- Sabathu Location in Himachal Pradesh, India Sabathu Sabathu (India)
- Coordinates: 30°58′N 76°59′E﻿ / ﻿30.97°N 76.99°E
- Country: India
- State: Himachal Pradesh
- District: Solan
- Elevation: 1,265 m (4,150 ft)

Population (2001)
- • Total: 5,720

Languages
- • Official: Hindi
- • Regional: Mahasui (Baghati)
- Time zone: UTC+5:30 (IST)

= Sabathu =

Sabathu (also known as Subathu) is a cantonment town in Solan district in the Indian state of Himachal Pradesh. It has a historic association with the Anglo-Nepalese War, and is now the centre of the 1st Gorkha Rifles and the 4th Gorkha Rifles of the Indian Army.

== History ==
During the colonial period, Subathu was a part of British Indian territory, and served as a cantonment in the Simla district, Punjab Province.

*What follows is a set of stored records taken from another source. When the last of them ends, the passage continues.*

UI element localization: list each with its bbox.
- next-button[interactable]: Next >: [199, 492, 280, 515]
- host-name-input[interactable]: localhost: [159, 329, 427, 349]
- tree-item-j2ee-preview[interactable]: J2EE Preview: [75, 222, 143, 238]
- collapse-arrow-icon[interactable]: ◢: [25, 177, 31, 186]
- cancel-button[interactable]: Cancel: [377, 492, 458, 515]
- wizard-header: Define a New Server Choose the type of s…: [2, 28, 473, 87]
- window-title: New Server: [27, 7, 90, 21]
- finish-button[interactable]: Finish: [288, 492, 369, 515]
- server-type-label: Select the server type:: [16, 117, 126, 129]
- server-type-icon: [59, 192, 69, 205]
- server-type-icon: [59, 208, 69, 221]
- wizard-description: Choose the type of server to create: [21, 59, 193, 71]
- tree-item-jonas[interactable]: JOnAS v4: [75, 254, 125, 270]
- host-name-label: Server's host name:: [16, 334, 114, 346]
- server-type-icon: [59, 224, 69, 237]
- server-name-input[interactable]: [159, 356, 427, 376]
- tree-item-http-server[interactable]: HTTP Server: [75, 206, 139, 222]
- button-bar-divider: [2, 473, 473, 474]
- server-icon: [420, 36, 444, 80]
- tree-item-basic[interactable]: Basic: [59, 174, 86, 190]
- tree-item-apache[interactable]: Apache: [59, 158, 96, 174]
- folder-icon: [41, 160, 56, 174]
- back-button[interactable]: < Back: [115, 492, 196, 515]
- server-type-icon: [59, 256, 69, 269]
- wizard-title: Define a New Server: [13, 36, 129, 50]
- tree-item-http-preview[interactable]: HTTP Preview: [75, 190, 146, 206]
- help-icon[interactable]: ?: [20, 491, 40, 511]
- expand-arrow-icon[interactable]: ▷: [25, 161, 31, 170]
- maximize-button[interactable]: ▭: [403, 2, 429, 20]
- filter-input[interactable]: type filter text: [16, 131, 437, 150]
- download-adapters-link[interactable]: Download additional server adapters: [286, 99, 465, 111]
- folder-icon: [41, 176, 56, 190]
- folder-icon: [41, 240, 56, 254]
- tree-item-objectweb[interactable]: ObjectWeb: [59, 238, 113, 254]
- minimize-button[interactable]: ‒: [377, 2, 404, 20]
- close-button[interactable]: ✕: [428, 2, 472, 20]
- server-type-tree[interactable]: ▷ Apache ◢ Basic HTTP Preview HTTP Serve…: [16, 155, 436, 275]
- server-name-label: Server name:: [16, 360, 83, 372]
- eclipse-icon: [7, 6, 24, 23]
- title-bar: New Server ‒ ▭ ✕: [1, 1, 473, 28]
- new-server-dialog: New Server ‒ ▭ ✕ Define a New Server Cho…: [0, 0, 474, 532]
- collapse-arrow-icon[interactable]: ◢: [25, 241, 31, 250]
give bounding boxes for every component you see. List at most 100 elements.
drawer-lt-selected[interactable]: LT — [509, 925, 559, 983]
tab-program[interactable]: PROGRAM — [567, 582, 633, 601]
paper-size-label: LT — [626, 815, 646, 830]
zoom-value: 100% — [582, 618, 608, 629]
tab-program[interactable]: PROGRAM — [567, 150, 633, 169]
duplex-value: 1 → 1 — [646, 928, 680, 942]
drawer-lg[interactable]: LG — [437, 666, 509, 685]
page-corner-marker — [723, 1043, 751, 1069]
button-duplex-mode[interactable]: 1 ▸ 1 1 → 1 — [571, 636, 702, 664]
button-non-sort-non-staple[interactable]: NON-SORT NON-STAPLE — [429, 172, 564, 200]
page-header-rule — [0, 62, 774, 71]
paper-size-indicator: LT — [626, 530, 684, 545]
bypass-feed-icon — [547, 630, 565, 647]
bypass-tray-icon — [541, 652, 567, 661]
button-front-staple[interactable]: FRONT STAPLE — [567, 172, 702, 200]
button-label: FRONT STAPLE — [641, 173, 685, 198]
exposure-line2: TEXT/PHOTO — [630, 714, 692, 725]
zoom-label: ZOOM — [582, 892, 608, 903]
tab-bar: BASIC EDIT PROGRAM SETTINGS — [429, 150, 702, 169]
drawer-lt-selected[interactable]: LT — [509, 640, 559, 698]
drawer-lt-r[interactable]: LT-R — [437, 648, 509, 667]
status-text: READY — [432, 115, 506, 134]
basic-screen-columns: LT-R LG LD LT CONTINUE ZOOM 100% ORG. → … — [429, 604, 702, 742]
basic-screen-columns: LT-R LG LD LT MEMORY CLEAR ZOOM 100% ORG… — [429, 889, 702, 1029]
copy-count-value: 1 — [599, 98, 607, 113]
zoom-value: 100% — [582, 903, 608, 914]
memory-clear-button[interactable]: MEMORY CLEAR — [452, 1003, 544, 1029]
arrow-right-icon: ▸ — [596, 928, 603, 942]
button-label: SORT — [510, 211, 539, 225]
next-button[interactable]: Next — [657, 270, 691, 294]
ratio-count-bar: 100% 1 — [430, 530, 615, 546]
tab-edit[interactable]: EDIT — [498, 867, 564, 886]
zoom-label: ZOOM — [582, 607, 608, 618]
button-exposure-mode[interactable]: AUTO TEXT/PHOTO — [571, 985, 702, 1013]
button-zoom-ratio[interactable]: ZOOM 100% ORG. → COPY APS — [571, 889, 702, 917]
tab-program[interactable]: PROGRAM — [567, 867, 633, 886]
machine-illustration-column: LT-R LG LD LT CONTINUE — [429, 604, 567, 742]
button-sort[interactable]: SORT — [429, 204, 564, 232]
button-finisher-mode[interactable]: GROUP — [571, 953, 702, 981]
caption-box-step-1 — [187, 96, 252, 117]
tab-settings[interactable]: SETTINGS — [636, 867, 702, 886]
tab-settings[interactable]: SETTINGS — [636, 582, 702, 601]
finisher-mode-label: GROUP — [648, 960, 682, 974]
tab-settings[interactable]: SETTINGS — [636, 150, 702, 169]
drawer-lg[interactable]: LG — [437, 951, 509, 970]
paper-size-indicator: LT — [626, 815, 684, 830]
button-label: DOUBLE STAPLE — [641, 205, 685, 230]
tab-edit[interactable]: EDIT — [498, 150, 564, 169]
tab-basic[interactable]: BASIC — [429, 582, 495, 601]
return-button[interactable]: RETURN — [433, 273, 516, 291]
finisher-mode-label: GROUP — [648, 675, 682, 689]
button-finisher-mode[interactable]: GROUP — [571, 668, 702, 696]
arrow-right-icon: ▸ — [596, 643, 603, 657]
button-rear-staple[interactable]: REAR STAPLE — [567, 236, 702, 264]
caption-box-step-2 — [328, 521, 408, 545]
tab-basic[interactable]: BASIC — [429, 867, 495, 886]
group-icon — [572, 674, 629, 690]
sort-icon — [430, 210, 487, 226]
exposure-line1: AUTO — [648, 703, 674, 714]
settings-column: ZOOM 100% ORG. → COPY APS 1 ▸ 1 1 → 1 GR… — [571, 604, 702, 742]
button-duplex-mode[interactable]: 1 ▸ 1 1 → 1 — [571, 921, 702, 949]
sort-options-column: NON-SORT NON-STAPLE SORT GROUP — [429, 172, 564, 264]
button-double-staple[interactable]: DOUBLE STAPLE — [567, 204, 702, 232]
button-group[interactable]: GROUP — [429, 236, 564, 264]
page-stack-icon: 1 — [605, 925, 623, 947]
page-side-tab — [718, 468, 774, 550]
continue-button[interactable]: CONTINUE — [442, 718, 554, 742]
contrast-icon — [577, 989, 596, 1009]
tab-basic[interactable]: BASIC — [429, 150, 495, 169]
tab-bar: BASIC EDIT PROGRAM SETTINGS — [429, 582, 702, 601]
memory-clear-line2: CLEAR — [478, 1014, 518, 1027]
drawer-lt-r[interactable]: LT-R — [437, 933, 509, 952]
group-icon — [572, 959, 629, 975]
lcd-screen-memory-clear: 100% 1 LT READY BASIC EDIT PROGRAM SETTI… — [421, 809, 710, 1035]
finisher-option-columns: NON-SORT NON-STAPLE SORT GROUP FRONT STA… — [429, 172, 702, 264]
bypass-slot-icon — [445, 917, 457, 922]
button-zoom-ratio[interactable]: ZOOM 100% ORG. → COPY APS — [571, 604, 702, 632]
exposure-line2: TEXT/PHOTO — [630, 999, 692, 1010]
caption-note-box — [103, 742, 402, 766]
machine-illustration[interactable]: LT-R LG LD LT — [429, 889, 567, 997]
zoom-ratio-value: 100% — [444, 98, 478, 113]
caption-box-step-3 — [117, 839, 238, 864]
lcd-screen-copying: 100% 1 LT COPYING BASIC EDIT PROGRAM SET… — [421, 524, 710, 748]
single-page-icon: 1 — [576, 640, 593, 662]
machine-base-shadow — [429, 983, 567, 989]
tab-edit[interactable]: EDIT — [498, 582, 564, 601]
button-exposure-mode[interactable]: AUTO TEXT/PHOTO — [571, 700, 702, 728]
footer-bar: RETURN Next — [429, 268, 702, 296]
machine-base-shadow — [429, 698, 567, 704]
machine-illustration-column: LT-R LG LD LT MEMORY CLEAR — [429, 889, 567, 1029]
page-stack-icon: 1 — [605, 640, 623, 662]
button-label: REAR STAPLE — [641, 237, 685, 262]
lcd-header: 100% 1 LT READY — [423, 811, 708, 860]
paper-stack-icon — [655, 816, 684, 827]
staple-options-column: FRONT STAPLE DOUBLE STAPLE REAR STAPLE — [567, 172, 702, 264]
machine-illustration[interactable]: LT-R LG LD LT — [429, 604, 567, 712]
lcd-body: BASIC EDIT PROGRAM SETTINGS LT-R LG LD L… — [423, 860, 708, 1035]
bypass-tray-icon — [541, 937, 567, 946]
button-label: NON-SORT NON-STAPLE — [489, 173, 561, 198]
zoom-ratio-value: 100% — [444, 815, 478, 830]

The First Gurkha Rifles was raised in Subathu in 1815, from the remnants of the Nepali General Amar Singh Thapa's army after the Anglo-Gorkha wars.

==Geography==
Sabathu has an average elevation of 1265 metres (4150 feet).

==Demographics==
As of 2001 India census, Sabathu had a population of 8720. Males constitute 47% of the population and females 53%. Sabathu has an average literacy rate of 86%, higher than the national average of 59.5%: male literacy is 91%, and female literacy is 77%. In Sabathu, 9% of the population is under 6 years of age.

British military expeditions went to greater Sabathu to recuperate. It housed a regional leper colony during the 19th century.